Big data storage is performed by the Hadoop framework in a distributed environment. Today, Big Data and Hadoop are two most used and popular terms among Big Data users. Hadoop mainly has two main components, one is HDFS and other is YARN. HDFS is used to store files in a distributed environment and YARN is used for managing resources.
Various clusters are used in Hadoop architecture to store and process the data. The clusters that are used in data processing must be used in a planned way. As each Hadoop cluster will have a certain capacity, so it must be used in a planned way to access and store the data. This article discusses the planning for Hadoop cluster data node as per their capacity and requirement of the process.
Hadoop Cluster Capacity Planning
Hadoop can accommodate changes and it is one and the foremost expectation and requirement of the system. It can be understood as in case if you will overestimate the storage requirement for your system, then in Hadoop you can scale down the clusters, while in case if you need more storage in a limited budget, then still you can process data by small clusters and nodes can also be added as per the growth of data sets.
While planning Hadoop cluster capacity, you should consider the needs for data redundancy. Here, it is required as Hadoop clusters replicated data to provide protection at the time of data loss. So, while planning cluster capacity you must consider this storage that is used to store replicas. If as per our estimation, you will be having 5 TB data and you are choosing four replicas for Hadoop then total 20 TB storage will be required to accommodate 5 TB data along with replicas.
While planning for Hadoop cluster capacity, overhead and compression must also be taken into account. Here, data compression may be the most important as while storing data in clusters compression technique is applied and that is of much importance. It is a good practice to know which type of data will be stored in the cluster as some type of data is really benefited from compression while others may not.
There is not much compression can be used in case of scientific data or compressed media or in case of Docker containers so compression is not useful for them, while for other types of data like in case of text-rich data compression rate is quite good, so it may be beneficial to use compression for such type of data.
Factors that affect Hadoop Cluster Capacity Planning
For planning the Hadoop cluster capacity, certain considerable factors are –
- Number of machines
- Machine Specifications
- Volume of data
- Data retention policy
- Type of workload
- Data storage mechanism
For a few other factors, it is good to make certain assumptions. They are basically planned for data nodes and name nodes. Here we are going to estimate capacity for data nodes in this article.

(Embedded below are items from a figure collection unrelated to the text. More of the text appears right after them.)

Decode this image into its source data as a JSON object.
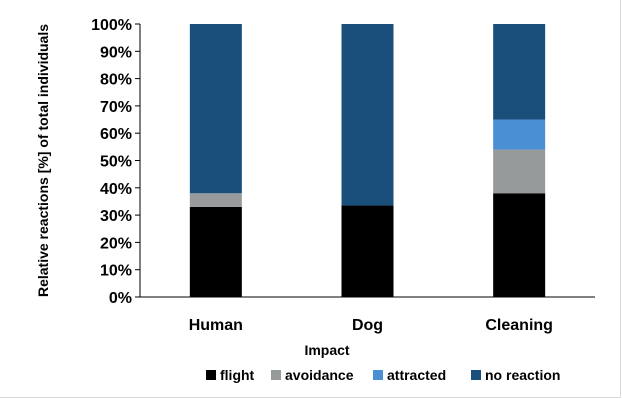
{
  "chart_data": {
    "type": "bar",
    "stacked": true,
    "categories": [
      "Human",
      "Dog",
      "Cleaning"
    ],
    "series": [
      {
        "name": "flight",
        "color": "#000000",
        "values": [
          33,
          33.5,
          38
        ]
      },
      {
        "name": "avoidance",
        "color": "#979a9a",
        "values": [
          5,
          0,
          16
        ]
      },
      {
        "name": "attracted",
        "color": "#4a8fd4",
        "values": [
          0,
          0,
          11
        ]
      },
      {
        "name": "no reaction",
        "color": "#1b4f7b",
        "values": [
          62,
          66.5,
          35
        ]
      }
    ],
    "xlabel": "Impact",
    "ylabel": "Relative reactions [%]  of total individuals",
    "ylim": [
      0,
      100
    ],
    "yticks": [
      0,
      10,
      20,
      30,
      40,
      50,
      60,
      70,
      80,
      90,
      100
    ],
    "ytick_suffix": "%",
    "grid": false,
    "legend_position": "bottom"
  }
}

Data Node Capacity Planning
Cluster or data node capacity planning is basically a top to bottom approach for that you must know the following:
- Number of nodes needed
- Node capacity for each CPU
- Node capacity for memory units
Let’s do a quick calculation to estimate the data node capacity. Hadoop usually replicates data 3 ways so 3 times of storage will be required along with temporary storage. If we have 50TB data to store, so after compression we will get 50 – (50*60%)=20TB data, now multiply it with 3 to 3 * 20 = 60TB but take its 70% capacity so 60 TB=x*70% thus x=60/70%= 856TB approx. will be total required storage capacity. Here in this calculation disk capacity is kept 70%.
Now to know the total number of nodes that will be required, we will have to divide this required storage by the number of available hard disks. Like in this case, if we have 8 HDD with multi-core processors, then a total number of required nodes will become 856 TB/8 1TB = 107 Nodes.
Further, we will have to calculate the number of tasks per node. Usually, 1 core per task is counted, but in case if the job is not that much heavy then a number of tasks can be greater than the number of cores. e.g. 8 cores, jobs use approx 75% of CPU and let’s suppose a total number of free slots = 10, so we can assign maxMapTasks to 7 nodes, while maxReduceTasks to rest 3 nodes.
Total memory that is assigned to these tasks can also be calculated. Here, task tracker and data node take up 1 GB of RAM and OS will take around 2GB memory. So, if there is total 24 GB memory available then for our 10 tasks total 22 GB memory is available and hence we can assign 2.2 GB to each of the tasks.
Throughout this article, we have seen how the data node capacity can be calculated for Hadoop clusters. Similarly, we can also calculate the capacity of Name nodes of Hadoop clusters. It is quite important to calculate such capacities in advance for accurate processing through proper formulas or techniques. You just have to follow the step by step calculation to get your job done as per your expectations.